One notable finding was about the differences among maternal and paternal origins. Almost all paternal and maternal origins significantly differed between abusers and non-abusers. One exception was the origins of mistrust/ abuse and self-sacrifice schema. Actually, only differences of paternal origins of mistrust/ abuse schema, and maternal origins of self-sacrifice schema were significant. Coley (31) has noted that father–child relationships are influenced by behavioral factors more than mother-child relationships; and Kauffman‘s studies (13) showed that almost 89% of mother-child relationships were overprotective and enmeshed, and only 3% were disengaged. On the other hand, 41% of father–child relationships were enmeshed, and 42% were disengaged. Mistrust, abuse, and misbehavior in fathers-child relations, and dysfunctional emotional engagements in mothers-child relations in addictive individual‘s families can be construed from our findings as well.
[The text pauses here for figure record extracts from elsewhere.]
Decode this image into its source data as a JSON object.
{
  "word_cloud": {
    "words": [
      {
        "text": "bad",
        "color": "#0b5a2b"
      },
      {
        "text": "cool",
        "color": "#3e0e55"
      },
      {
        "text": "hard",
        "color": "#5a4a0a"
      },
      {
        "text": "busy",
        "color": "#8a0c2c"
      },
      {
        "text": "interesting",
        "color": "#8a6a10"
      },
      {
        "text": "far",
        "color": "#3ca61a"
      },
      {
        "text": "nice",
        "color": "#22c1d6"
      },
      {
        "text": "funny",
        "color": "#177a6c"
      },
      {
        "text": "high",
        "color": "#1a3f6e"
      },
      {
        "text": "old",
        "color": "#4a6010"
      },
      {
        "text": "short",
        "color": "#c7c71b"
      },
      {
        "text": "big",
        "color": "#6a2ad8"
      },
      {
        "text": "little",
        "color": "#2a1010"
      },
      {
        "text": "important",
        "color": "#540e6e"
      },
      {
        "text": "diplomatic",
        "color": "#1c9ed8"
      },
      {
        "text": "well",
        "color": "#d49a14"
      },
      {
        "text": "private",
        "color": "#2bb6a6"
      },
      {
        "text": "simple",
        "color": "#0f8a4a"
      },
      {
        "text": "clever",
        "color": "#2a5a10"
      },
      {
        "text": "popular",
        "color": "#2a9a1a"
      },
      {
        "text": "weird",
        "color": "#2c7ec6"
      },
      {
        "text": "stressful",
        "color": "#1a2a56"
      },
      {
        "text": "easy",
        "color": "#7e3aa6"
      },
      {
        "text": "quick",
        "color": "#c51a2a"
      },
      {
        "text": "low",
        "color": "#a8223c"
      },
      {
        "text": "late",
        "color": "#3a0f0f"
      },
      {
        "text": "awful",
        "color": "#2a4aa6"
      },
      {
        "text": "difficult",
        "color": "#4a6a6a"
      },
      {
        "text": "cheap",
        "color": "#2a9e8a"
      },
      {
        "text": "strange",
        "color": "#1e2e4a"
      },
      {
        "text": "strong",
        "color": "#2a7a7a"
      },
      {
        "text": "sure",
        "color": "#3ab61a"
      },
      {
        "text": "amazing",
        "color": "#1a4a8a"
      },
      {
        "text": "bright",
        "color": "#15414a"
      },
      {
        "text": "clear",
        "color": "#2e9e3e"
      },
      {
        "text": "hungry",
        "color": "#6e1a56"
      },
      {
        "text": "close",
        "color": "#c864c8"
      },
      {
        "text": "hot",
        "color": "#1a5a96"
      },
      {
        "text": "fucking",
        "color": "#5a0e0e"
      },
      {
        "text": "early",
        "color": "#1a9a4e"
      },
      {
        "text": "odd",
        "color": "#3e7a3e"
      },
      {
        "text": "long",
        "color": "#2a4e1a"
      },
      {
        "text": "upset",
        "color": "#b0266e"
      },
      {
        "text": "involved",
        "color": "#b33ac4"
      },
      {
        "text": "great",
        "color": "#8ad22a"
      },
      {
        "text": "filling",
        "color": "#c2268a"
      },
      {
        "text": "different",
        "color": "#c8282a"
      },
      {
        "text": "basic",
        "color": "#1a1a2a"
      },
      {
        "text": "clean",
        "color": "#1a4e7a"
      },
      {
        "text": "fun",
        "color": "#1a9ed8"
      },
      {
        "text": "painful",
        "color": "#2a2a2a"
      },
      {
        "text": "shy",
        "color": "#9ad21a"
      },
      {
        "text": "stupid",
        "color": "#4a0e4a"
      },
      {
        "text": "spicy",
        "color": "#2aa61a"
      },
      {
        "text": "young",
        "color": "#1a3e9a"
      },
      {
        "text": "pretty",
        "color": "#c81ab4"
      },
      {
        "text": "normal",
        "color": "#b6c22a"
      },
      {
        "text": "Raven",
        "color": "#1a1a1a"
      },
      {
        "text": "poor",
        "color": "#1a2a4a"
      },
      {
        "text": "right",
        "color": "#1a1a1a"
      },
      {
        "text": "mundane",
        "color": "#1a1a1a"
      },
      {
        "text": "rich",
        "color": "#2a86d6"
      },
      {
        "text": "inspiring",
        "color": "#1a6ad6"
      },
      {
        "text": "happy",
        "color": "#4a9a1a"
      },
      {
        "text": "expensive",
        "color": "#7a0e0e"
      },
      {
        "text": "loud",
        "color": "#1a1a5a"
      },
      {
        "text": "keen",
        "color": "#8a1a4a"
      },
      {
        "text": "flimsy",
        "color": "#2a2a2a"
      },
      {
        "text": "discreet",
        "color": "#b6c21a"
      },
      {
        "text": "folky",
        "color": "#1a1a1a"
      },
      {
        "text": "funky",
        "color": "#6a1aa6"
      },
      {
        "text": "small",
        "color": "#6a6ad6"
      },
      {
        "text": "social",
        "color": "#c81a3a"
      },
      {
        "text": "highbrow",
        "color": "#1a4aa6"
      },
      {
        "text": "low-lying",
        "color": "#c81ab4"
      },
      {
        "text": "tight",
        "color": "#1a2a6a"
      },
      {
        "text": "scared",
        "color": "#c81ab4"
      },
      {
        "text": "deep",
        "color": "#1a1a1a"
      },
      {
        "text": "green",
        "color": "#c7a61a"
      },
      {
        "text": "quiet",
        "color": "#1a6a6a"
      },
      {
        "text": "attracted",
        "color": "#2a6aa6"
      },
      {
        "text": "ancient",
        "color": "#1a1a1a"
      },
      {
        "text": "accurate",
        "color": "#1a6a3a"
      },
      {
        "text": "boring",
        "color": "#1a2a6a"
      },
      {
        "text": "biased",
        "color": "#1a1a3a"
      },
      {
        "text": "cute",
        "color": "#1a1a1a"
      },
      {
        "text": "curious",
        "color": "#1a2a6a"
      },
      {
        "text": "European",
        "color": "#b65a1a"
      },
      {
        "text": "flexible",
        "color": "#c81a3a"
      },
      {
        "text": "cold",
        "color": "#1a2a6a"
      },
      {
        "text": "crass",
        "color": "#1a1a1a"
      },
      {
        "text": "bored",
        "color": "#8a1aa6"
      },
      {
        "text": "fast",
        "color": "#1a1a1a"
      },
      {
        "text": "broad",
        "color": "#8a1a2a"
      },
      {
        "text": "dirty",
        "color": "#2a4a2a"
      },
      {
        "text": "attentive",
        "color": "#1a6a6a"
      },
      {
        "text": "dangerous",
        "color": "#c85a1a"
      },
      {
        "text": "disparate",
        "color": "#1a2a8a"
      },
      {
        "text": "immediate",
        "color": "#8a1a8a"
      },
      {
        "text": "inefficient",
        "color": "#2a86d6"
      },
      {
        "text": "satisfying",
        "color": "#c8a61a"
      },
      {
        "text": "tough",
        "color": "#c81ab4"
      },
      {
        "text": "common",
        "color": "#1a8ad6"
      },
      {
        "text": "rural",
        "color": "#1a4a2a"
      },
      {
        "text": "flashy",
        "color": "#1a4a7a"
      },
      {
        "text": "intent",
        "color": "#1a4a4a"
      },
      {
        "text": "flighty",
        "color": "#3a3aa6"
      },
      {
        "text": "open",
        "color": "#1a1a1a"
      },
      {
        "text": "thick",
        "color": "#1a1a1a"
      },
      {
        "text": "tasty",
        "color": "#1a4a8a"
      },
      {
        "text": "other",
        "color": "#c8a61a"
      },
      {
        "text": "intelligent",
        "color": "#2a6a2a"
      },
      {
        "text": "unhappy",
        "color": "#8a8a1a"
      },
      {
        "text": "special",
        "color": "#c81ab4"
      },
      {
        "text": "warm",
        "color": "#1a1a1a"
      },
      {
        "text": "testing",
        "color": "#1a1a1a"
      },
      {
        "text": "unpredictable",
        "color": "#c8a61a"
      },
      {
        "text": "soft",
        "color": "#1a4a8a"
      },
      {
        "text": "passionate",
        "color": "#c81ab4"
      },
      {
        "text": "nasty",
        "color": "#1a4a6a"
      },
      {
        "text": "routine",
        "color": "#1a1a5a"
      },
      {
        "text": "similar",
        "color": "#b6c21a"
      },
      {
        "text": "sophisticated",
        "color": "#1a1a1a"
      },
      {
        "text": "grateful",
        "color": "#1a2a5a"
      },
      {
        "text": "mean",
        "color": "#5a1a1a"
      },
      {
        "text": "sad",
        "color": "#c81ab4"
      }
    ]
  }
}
One restriction of this research was the sample group. All participants were male. It must be noticed that substance abuse pathology– and thus predominant EMSs in females may be different. The result of this study may not be generalized to female abuser population. Moreover, this study was conducted on opioid abuser patients and more studies on other drugs are needed.

Conclusion

Some schemas are more frequent in opioid abusers. Recognizing predominant EMSs may be useful in conceptualization of clinical cases and in helping therapists to design therapeutic plans specifically for each disorder. Presence of EMSs in a patient can affect therapeutic outcomes. As Young noted (10) this patients may be a 〜therapeutic failure〝 for classic treatment models. Therefore, it is strongly suggested that therapists design therapeutic plans according to EMSs.